3)保育園のあり方を変え、地域にひらく
アルバスは地域に場をひらき、さまざまな企画を続けてきた。写真館の空き時間帯にトークイベントやワークショップをひらいたり、夏休みに1日店長として地域の子どもに仕事を体験してもらったり、選挙前には選挙や候補者について学ぶ機会を設けたり。テーマはもちろん写真にはかぎらない。自分たちの興味や関心、問題意識を話し合い、学び合い、共有できる場をつくってきた。
「私たちの住むまちをよりよくしたいから」と仲間とひらいてきた場だと酒井さんは話すが、「よりよくしたい」という想いは人それぞれ異なる。だからこそ、「長い時間をかけて、まちの関係者や住む人と対話し続ける必要があると思う」と語る。
———子どもたちとよく行く、市が管理する公園に、大きなヤマモモの木があって。実を取ったり、ジャムをつくったりしていて、夏になると、「あぁ、そろそろヤマモモの季節だ!」と毎年恒例の楽しみにもなっていたんです。ところが、今年も同じように出かけていった子どもの一人が、しょんぼりしたようすで帰ってきて。「どうしたの?」と声をかけると、そのヤマモモの木に「この木を切ります」と貼り紙がされていたのだと話してくれました。
その後、そのことを知った園児から、「どうして切るの?」「木を守りたい!」「木を切らないでってお願いする看板を描きたい!」と、続々と聞きたいことや提案したいことが出てきて、私も保育者もどうしたらいいか迷ってしまいました。実際にお願いの看板(ポスター)を描いた子どももいたので、思い切って、市の公園課に電話で相談してみたんです。そうしたら、思ってもみない回答がありました。
「木を切らないでほしいという気持ちは、よくわかります。いつも管理している私たち、そして木を切る職員が一番苦しい気持ちなんですから……。でも、山桃の実は毎年たくさん落ちるので、朝早くからカラスが実を食べにきて、周辺に糞をたくさん落としていく——早朝のカラスの鳴き声、掃除作業など、想像を超える悩みを、近隣に住む方々は抱えていらっしゃって」担当の方は、そう言いました。

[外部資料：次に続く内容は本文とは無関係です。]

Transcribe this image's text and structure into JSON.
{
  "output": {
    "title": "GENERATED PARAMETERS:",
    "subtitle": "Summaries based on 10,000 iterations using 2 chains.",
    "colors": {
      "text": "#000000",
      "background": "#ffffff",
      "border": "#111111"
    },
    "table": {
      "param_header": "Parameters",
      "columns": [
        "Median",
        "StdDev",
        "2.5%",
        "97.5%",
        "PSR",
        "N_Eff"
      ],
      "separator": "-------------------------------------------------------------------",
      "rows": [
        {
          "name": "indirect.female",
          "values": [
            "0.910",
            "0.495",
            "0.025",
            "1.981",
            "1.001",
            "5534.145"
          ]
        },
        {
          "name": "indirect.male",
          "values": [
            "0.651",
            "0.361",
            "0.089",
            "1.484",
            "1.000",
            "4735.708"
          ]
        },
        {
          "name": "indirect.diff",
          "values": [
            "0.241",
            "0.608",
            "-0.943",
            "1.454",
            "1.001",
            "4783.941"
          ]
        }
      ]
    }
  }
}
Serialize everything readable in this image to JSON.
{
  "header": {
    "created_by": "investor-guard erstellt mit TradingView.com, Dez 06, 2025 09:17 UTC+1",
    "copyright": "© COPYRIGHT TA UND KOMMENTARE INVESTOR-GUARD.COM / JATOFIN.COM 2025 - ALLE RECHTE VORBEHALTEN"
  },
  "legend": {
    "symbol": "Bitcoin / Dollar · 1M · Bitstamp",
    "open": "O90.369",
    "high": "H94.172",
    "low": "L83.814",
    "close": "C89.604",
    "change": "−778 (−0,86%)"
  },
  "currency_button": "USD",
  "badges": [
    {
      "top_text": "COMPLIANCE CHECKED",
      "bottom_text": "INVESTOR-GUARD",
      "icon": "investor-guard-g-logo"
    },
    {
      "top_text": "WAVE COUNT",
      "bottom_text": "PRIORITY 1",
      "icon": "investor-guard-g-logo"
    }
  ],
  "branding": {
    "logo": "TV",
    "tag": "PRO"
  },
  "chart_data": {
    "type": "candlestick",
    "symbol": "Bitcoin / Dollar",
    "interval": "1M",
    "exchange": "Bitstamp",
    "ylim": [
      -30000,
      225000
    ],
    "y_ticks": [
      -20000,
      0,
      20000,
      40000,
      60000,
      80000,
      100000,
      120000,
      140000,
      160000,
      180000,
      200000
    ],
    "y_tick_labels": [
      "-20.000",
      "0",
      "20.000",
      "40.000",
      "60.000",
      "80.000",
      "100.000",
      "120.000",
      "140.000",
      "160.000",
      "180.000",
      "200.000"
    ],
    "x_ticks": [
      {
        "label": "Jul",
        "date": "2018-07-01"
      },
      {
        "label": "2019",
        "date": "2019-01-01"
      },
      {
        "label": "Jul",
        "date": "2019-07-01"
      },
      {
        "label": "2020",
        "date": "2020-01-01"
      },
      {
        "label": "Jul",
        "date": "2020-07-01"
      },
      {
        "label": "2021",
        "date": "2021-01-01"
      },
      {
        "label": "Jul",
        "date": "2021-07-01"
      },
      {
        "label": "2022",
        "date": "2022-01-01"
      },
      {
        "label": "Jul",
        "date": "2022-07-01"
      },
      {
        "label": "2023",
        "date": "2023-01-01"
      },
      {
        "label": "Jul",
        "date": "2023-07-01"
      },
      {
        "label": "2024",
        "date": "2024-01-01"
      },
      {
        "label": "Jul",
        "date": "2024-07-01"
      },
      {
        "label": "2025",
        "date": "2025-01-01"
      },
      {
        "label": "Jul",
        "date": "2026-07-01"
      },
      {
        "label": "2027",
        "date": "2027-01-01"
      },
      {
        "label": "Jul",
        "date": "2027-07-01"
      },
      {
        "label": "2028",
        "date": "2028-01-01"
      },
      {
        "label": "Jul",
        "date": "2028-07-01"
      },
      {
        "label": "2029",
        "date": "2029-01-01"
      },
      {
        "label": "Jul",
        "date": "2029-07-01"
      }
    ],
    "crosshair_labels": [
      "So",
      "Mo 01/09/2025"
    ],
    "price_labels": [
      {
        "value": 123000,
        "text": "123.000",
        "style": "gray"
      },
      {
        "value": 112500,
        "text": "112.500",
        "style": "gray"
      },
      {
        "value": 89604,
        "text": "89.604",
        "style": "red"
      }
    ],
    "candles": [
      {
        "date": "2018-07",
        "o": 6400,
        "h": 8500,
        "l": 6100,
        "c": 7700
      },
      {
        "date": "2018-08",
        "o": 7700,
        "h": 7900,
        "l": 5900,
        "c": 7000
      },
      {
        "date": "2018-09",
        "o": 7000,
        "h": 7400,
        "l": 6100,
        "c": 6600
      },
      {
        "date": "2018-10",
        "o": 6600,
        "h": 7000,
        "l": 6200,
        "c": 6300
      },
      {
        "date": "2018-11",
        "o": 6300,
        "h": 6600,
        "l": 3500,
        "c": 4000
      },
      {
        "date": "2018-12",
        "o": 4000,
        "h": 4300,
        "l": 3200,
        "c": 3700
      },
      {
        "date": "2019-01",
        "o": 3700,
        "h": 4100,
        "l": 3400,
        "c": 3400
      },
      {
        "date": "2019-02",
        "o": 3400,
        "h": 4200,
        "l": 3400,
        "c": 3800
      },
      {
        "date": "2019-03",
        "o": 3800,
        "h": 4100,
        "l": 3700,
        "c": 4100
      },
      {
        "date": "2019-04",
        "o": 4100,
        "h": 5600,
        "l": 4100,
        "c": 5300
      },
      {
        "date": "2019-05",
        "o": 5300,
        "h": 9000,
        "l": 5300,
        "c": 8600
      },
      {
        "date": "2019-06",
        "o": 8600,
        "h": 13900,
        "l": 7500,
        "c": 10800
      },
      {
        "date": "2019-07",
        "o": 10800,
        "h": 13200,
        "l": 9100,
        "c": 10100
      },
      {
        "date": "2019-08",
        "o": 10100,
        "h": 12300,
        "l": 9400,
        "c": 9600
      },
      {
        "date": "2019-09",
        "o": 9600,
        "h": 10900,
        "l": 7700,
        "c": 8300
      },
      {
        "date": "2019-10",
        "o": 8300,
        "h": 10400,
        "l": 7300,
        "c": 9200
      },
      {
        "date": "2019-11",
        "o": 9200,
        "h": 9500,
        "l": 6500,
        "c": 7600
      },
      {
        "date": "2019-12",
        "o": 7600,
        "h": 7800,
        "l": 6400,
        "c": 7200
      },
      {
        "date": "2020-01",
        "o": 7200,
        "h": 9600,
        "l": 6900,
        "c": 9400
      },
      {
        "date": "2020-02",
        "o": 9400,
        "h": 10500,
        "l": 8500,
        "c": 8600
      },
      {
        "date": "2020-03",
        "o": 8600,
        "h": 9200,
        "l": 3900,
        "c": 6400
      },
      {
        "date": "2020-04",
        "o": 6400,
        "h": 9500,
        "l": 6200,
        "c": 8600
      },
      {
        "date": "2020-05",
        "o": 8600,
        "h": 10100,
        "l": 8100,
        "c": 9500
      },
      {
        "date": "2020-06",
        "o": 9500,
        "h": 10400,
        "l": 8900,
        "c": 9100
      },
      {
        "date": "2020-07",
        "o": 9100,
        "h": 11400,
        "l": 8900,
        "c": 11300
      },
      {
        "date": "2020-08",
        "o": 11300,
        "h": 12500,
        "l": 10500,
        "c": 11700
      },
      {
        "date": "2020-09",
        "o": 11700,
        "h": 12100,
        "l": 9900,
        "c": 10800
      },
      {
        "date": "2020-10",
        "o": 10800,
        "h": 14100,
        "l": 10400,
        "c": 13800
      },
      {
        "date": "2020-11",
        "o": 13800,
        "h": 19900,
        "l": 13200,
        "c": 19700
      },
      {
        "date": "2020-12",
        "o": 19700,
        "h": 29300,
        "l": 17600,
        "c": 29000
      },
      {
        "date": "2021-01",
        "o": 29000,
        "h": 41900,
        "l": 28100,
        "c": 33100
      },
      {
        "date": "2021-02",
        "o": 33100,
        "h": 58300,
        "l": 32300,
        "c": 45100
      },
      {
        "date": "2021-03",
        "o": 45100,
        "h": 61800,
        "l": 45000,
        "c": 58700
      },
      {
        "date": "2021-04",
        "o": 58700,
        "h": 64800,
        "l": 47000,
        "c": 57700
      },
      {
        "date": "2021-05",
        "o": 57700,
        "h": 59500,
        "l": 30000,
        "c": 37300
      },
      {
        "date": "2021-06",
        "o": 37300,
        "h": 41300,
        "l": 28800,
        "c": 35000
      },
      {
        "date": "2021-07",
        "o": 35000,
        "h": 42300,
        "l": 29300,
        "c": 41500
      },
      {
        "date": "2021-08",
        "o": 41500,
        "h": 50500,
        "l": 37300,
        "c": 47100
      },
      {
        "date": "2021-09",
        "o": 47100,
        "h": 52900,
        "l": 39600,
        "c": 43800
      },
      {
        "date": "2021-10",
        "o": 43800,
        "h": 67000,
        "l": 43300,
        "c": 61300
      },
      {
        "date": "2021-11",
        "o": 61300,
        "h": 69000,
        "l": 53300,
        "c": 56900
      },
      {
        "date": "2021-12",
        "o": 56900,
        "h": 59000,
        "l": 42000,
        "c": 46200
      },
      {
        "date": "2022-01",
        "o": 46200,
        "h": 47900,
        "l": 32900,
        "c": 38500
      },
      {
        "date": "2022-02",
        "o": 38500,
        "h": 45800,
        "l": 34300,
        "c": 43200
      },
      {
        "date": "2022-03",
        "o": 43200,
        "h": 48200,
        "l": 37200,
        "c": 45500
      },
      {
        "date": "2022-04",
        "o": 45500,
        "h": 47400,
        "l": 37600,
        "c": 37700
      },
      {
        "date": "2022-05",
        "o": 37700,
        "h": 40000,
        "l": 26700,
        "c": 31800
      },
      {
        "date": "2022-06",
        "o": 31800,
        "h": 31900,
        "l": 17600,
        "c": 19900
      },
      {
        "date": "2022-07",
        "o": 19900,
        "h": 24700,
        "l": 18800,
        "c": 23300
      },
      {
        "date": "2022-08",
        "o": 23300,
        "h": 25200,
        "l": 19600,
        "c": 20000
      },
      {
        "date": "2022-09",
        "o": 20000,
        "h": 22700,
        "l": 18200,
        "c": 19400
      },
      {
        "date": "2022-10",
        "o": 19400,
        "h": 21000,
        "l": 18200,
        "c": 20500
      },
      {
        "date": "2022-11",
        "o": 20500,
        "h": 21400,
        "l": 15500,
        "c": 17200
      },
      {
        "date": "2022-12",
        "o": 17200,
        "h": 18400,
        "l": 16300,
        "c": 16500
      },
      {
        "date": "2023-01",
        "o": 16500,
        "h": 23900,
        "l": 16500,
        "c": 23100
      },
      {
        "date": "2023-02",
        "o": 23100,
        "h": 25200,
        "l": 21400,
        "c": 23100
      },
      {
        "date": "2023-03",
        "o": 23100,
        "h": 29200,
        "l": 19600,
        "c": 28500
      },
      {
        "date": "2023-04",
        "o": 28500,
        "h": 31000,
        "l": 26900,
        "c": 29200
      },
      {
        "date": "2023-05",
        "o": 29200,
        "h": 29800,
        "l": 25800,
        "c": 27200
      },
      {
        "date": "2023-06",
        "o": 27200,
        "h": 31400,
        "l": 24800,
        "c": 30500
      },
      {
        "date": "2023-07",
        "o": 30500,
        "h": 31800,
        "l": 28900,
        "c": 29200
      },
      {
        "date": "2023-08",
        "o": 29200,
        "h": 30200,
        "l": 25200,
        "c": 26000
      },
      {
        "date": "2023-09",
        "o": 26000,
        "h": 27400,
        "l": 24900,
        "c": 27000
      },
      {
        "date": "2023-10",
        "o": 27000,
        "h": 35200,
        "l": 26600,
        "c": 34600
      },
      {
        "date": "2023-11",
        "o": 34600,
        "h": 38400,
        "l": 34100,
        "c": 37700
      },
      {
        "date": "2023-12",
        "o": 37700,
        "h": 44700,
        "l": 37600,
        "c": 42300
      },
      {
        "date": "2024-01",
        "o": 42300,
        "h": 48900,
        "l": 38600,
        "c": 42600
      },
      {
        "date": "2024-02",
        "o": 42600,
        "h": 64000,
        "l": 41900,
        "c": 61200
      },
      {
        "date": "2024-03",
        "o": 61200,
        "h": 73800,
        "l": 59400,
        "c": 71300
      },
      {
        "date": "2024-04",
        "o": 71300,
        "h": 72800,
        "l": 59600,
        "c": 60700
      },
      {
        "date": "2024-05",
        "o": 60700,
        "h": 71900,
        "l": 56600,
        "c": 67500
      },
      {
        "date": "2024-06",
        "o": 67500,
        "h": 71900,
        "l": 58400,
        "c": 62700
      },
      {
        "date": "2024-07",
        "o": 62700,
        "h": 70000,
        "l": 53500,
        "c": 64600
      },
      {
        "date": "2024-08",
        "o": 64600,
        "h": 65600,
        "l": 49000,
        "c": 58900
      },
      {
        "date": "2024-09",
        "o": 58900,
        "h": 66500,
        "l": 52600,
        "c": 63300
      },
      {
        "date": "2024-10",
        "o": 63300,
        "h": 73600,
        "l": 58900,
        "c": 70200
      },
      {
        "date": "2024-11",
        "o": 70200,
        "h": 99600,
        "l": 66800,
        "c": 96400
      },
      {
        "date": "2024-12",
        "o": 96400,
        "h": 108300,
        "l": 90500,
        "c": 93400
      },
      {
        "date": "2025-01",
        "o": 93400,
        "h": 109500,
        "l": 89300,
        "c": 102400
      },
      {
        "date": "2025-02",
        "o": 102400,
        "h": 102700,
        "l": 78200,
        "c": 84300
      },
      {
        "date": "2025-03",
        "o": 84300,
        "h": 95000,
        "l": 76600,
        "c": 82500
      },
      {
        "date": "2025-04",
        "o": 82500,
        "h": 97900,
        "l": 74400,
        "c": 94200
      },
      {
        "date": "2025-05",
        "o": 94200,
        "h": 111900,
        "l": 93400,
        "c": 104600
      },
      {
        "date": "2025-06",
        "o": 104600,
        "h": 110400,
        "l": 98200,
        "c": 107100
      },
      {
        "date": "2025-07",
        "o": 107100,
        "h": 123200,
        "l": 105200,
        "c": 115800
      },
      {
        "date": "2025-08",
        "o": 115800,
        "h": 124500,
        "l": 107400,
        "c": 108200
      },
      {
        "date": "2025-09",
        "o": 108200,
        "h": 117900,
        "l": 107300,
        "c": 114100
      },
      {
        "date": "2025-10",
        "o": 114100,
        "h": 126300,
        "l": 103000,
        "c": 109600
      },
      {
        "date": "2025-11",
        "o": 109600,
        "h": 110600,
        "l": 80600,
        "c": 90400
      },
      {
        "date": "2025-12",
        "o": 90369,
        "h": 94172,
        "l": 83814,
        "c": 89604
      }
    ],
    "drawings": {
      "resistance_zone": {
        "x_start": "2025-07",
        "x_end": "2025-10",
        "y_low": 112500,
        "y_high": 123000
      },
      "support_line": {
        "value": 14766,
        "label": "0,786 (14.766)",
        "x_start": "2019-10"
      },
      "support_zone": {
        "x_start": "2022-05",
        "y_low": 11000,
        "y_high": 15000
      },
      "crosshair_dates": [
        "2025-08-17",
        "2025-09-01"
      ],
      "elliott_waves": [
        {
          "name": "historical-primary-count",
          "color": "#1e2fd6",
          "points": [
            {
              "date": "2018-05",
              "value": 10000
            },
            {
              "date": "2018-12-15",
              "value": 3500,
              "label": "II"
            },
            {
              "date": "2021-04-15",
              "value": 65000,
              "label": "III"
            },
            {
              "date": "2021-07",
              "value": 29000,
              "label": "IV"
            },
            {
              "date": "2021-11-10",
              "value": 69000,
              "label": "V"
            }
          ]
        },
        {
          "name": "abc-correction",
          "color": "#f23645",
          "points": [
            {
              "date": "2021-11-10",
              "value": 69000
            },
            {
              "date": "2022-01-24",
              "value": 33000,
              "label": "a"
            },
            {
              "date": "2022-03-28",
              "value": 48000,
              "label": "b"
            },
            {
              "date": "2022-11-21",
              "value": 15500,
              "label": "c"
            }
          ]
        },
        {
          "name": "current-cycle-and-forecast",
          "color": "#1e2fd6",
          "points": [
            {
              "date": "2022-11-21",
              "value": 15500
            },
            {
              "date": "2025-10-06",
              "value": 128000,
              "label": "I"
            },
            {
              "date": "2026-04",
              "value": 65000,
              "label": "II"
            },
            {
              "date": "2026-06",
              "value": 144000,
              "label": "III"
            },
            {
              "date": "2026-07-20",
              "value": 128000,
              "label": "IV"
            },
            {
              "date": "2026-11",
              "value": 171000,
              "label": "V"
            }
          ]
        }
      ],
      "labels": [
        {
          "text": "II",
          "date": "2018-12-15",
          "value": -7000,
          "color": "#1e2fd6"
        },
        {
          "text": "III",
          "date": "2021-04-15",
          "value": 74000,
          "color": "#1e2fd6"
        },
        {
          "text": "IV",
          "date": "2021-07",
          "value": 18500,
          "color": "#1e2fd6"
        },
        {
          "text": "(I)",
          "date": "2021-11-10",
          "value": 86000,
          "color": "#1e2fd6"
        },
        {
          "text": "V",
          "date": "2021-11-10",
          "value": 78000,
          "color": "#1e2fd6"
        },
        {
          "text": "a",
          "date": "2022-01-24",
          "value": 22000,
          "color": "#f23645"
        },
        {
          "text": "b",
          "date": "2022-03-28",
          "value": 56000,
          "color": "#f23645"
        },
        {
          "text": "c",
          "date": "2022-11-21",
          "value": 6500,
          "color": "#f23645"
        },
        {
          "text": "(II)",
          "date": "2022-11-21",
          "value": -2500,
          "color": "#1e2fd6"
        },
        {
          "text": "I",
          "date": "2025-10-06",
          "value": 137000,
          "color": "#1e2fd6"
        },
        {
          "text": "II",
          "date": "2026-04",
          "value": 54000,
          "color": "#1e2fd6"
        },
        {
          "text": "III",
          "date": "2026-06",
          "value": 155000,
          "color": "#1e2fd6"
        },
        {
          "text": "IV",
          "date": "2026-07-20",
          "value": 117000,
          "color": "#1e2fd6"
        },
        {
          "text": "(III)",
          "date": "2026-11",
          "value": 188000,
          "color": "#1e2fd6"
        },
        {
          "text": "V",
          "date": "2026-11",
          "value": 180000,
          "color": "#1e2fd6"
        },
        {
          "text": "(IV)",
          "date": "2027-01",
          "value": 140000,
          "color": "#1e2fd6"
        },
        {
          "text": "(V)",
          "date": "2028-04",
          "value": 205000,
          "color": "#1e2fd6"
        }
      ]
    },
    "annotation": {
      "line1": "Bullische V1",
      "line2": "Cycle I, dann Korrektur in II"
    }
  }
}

安易に要望だけを投げかけてしまったことの至らなさを学ぶと同時に、本当に大切なものを守りたいときには、それと丁寧に関わり続ける必要があることを学ばされました。すぐに子どもたちにもそのことを話し伝えました。そして、あらためて意見を交わしつつ、「何が正解かは、ずっと考え続ける必要がある」と自問しながら伝えました。
自分たちの住むまちをよりよいものとしたい、そのまちと長くかかわり続けるからこそできることがある——。そう考え始めたときに、写真館として場をひらく活動を続けるだけでなく、もっと誰でも訪れられるような公の場を維持・運営できないか、と新たな「手段」を模索したという。その考えの先にあったのが保育園だった。
———ビジネスにすると、参加したくても、参加できない人が出てきてしまう。教育や福祉は、本来、そのこぼれ落ちてしまう人のためにこそあるもの。かといって、無償では場が継続できません。だから公の場を地域のために活用できる方法を考えるようになりました。ちょうどよいタイミングで株式会社でも運営できる企業主導型保育園の助成制度が始まることが決まりました。それで、保育園のあり方を変えながら、まちにひらいていこうと考えたんです。
保育園を地域にひらくと、社会には多くの壁があることにより一層気づかされていく。子育ての悩みを打ち明ける場がなかったり、両親ともに長時間労働で子育てどころではなかったり、他にも家族だけでは抱えきれない不安がたくさんある。
———悩みを抱えている人はたくさんいます。取り組みは少しずつかもしれませんが、園や会社を生かして、その壁を一緒に乗り越えていきたいと思っています。
自分の住むまちに施設としての空間や場はあっても、身近な「居場所」となるような場は限られている。いざ、自分が社会課題の当事者となったとき、頼れる人はいるか、居場所はあるだろうか。考えてみると、心許ないことに気づかされる。酒井さんや活動をともにする仲間たちは、そんな誰もが生活のなかで抱く不安を、自分のこととして、自分の手の届く範囲から、解消に向けて動こうとしているのだ。